Cryopreserved PBMCs from all participants were processed, stained, and tagged as described previously (BD Rhapsody™ Single-Cell Analysis System Instrument User Guide20. Briefly, PBMCs were thawed in 37 C water bath and washed using RPMI (+L-glutamine) medium (ThermoFisher Scientific) and heat inactivated 10% FCS (ThermoFisher Scientific). ~1 million cells were collected from the 9 participants (N = 3 each for treatment naïve, BTKi and BTKi paused) and index tag (BD Rhapsody) was added to each. We excluded healthy controls from this experiment. Following protocol as described previously, these samples were pooled together and washed with 1X DPBS (Life Technologies). The pooled cells were stained using 1 µl live-dead NIR (ThermoFisher Scientific) dye and incubated in the dark for 30 min. Extracellular staining was performed using 10 µl each of BD Brilliant Dye Buffer, CD45RO-BV510 (BD Biosciences), CD3-PECF594 (BD Biosciences) and CD20-BV605 (BD Biosciences). The BD FACSAria III Cell Sorter was used for first sorting live/dead and CD45RO+ cells followed by gating for T cells (CD3) and B cells (CD20) pooled together.

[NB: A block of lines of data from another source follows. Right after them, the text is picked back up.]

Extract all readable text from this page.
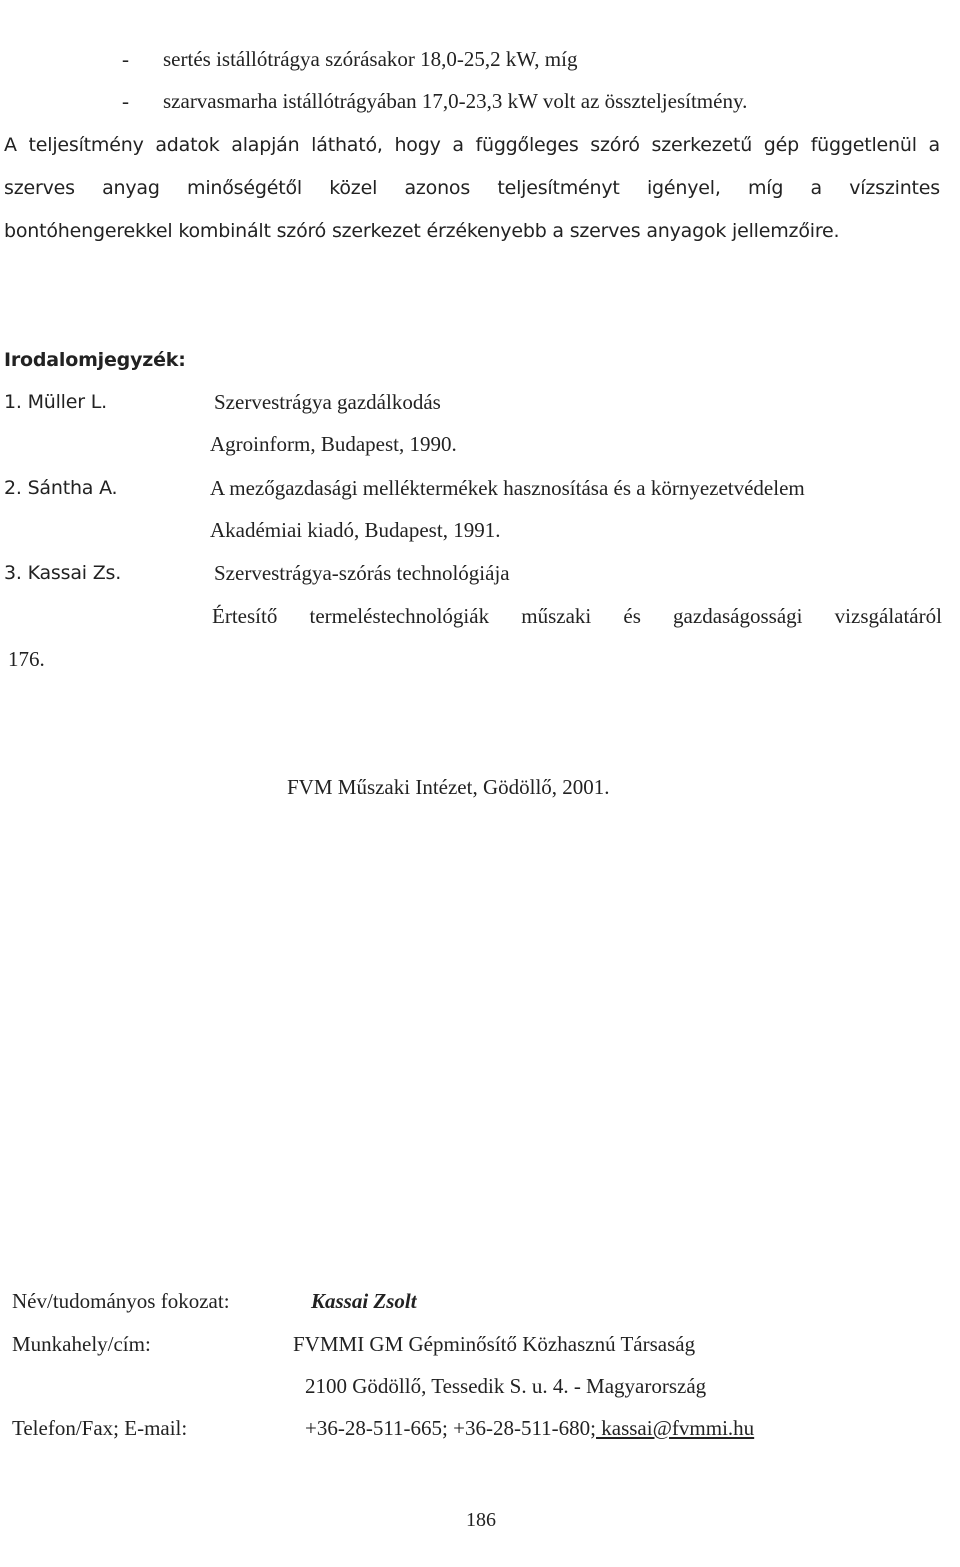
- sertés istállótrágya szórásakor 18,0-25,2 kW, míg
- szarvasmarha istállótrágyában 17,0-23,3 kW volt az összteljesítmény.
A teljesítmény adatok alapján látható, hogy a függőleges szóró szerkezetű gép függetlenül a
szerves anyag minőségétől közel azonos teljesítményt igényel, míg a vízszintes
bontóhengerekkel kombinált szóró szerkezet érzékenyebb a szerves anyagok jellemzőire.
Irodalomjegyzék:
1. Müller L.	Szervestrágya gazdálkodás
Agroinform, Budapest, 1990.
2. Sántha A.	A mezőgazdasági melléktermékek hasznosítása és a környezetvédelem
Akadémiai kiadó, Budapest, 1991.
3. Kassai Zs.	Szervestrágya-szórás technológiája
Értesítő termeléstechnológiák műszaki és gazdaságossági vizsgálatáról
176.
FVM Műszaki Intézet, Gödöllő, 2001.
Név/tudományos fokozat:	Kassai Zsolt
Munkahely/cím:	FVMMI GM Gépminősítő Közhasznú Társaság
2100 Gödöllő, Tessedik S. u. 4. - Magyarország
Telefon/Fax; E-mail:	+36-28-511-665; +36-28-511-680; kassai@fvmmi.hu
186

~ 1 million of these sorted cells were stained with the AbSeq Immune Discovery Panel cocktail as previously described (BD Rhapsody™ Single-Cell Analysis System Instrument User Guide (Doc ID: 214062). Single-cell capture of 18,500 cells on single cell cartridge with the BD Rhapsody single-cell analysis system was conducted following the BD Rhapsody protocols. Briefly, the steps involved staining, loading, lysis, retrieving capture beads and exonuclease treatment.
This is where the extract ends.